Selon cette même agence de presse, ce serait chose faite. ISNA, citant une "source informée", écrit, vendredi, que "l'injection de gaz a été effectuée" au cours des derniers jours. "Nous avons tiré le produit de la seconde cascade", a ajouté cette source, laissant ainsi entendre que l'Iran aurait obtenu une certaine quantité d'uranium enrichi. Cette annonce, qui n'a pu être confirmée dans l'immédiat auprès d'une deuxième source, intervient alors que les grandes puissances sont engagées dans des tractations sur le projet de résolution rédigé par les Occidentaux qui craignent que Téhéran ne détourne son programme nucléaire à des fins militaires, ce que l'Iran a toujours démenti.

"SANCTIONS ADAPTÉES, AJUSTÉES, PROVISOIRES ET RÉVERSIBLES"

Soumis au Conseil de sécurité, ce projet prévoit un embargo sur tout matériel ou équipement pouvant contribuer aux programmes nucléaires et de missiles balistiques de l'Iran. Mais l'Iran a clairement indiqué à de multiples reprises qu'il ne se plierait à aucune résolution de l'ONU visant à le contraindre à suspendre son enrichissement d'uranium.

En voyage officiel en Chine, le président Jacques Chirac a évoqué, vendredi, la possibilité d'imposer à l'Iran des "sanctions adaptées, ajustées, provisoires et réversibles" si le dialogue sur le dossier nucléaire "n'aboutit pas" avec la République islamique. Mais "je souhaite que nous puissions par le dialogue trouver une solution", a-t-il ajouté. Régissant à l'annonce de l'ISNA, le porte-parole du ministère des affaires étragères Jean-Baptiste Mattéi, a estimé que cela envoie un "signal négatif dont nous devrons tenir compte dans notre évaluation du dossier".

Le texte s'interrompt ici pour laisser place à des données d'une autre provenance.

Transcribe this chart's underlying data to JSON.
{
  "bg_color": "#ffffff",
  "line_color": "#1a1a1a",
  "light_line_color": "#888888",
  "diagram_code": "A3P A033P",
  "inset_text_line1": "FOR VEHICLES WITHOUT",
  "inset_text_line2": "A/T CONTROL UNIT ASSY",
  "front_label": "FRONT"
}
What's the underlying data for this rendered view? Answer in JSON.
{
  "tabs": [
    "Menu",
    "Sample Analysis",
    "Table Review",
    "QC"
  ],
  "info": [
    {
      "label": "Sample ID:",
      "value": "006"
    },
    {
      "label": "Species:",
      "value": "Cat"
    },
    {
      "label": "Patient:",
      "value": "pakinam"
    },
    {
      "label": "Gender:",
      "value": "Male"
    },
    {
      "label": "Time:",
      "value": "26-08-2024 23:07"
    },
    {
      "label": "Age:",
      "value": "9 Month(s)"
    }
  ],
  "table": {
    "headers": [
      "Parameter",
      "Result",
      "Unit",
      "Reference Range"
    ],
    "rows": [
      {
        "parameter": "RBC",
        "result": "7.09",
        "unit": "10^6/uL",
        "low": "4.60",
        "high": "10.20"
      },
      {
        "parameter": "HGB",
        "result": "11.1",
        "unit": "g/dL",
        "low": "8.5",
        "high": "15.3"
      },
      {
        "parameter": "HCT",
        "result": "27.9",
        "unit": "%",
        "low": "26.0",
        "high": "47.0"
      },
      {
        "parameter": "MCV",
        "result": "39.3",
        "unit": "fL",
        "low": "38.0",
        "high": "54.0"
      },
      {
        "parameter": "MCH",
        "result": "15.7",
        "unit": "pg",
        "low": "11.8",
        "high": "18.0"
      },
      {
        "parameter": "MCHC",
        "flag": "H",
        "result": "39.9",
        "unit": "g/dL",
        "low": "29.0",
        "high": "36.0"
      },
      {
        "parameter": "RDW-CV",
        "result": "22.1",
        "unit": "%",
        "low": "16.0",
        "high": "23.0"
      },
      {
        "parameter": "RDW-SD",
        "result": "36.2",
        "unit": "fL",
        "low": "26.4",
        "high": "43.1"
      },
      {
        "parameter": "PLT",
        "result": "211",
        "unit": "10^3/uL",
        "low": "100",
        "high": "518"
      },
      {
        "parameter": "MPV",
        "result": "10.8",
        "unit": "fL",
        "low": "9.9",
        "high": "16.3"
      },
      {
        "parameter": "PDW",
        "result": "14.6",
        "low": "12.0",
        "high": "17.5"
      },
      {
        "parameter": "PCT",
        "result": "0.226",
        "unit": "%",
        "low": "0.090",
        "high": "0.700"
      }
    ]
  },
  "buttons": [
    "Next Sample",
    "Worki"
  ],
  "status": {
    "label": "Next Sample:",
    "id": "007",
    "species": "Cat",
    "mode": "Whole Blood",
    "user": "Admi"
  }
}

La Maison Blanche n'a pas tardé non plus à réagir aux annonces de l'agence de presse iranienne. Pour le président George W. Bush, la communauté internationale doit "redoubler d'efforts (...) pour convaincre les Iraniens que le seul résultat pour eux, s'ils continuent à faire avancer un tel programme, c'est l'isolement du reste du monde".

"Si vous voulez adopter des sanctions, allez-y, vous nous avez imposé des sanctions depuis 27 ans et qu'est-ce que vous avez gagné ?", a répondu, vendredi, Ahmad Khatami, un influent religieux iranien, dans son sermon lors de la prière du vendredi à Téhéran. "Vous perdrez plus que nous si vous [nous] imposez des sanctions", a-t-il poursuivi en engageant les grandes puissances à "abandonner ce genre de jeux".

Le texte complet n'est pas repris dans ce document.